Their fears are the reason behind Deputy Premier and State Development and Planning Minister Steven Miles last week ordering his planners to identify a “pilot site” that will demonstrate how delivery of housing lots can be accelerated.
Official figures show supply is getting extremely tight in Redlands, parts of Moreton Bay and on the Gold Coast and Sunshine Coast.
The State Government has decided it needs to address the issue after discovering it takes an average of nine years for new masterplanned communities to be readied for new residents. Miles’ department is working on how to reduce that timeframe down to three years.
However, it is understood the Government remains reluctant to bow to demands from some developers to expand the so-called “urban footprint” to allow for new “greenfield” communities to soak up demand.
And local councils insist that their decisions are guided by the Government’s growth plan for the region which seeks to channel new development into certain areas.
The South-East Queensland Regional Plan, which seeks to influence how the region accommodates the estimated 75,000 extra residents it will attract each year, requires every council area to have a minimum of four years supply of housing land ready to go to market.
However, the Government’s latest land supply and development monitoring report, quietly released late last year, shows that while the region has more than enough planned housing supply to satisfy demand in the medium term, there are looming bottlenecks in certain areas.
Developers see the problem as particularly acute on the Gold Coast, which has just 1.8 years’ supply of approved lots, the Sunshine Coast (2.2 years) and Redlands (2.6 years). Brisbane is only a little better with three years supply of uncompleted lot approvals.
This compares with 6.6 years of supply in Ipswich and five years supply in Logan.
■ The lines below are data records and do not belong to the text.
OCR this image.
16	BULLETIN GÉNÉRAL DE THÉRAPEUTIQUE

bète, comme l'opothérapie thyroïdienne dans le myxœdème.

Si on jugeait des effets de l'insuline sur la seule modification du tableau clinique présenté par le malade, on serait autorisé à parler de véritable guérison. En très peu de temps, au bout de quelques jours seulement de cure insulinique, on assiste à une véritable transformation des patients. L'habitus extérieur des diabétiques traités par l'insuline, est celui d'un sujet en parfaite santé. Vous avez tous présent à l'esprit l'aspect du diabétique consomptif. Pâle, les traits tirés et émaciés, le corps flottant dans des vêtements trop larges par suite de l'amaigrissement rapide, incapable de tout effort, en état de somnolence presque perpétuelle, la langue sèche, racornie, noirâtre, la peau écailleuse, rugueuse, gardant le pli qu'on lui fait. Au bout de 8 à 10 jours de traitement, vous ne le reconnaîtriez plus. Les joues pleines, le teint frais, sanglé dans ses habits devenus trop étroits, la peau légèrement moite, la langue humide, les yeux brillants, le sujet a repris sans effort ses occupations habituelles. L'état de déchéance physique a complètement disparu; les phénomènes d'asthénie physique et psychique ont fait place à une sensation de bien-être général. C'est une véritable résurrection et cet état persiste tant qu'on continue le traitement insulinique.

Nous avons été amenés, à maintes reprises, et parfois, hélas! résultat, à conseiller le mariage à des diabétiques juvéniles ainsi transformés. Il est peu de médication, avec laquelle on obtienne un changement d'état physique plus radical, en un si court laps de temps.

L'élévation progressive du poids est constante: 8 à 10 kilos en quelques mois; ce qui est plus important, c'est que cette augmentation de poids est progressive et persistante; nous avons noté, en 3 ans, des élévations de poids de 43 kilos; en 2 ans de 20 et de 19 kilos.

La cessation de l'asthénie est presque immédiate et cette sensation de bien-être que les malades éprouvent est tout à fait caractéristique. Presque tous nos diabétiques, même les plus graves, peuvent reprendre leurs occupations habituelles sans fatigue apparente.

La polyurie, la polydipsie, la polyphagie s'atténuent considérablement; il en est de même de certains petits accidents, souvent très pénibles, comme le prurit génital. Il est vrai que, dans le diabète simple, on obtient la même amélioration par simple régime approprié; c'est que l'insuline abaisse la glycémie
These two council areas have the bulk of the region’s new masterplanned communities like Ripley Valley and Yarrabilba.
The latest version of the regional plan estimates south-east Queensland’s population will increase to 5.3 million by 2040, a figure that will require 30,000 new homes to be built each year.
However, these estimates were made in 2017 and do not take into account the surge in interstate migration in recent years or the impact of the pandemic on where people want to live.
Queensland Treasury is currently working on new post-COVID population projections for the state.
The developers’ position has been backed by the Government’s independent Housing Supply Expert Panel, which has called for swift action from state and local governments to resolve the issue.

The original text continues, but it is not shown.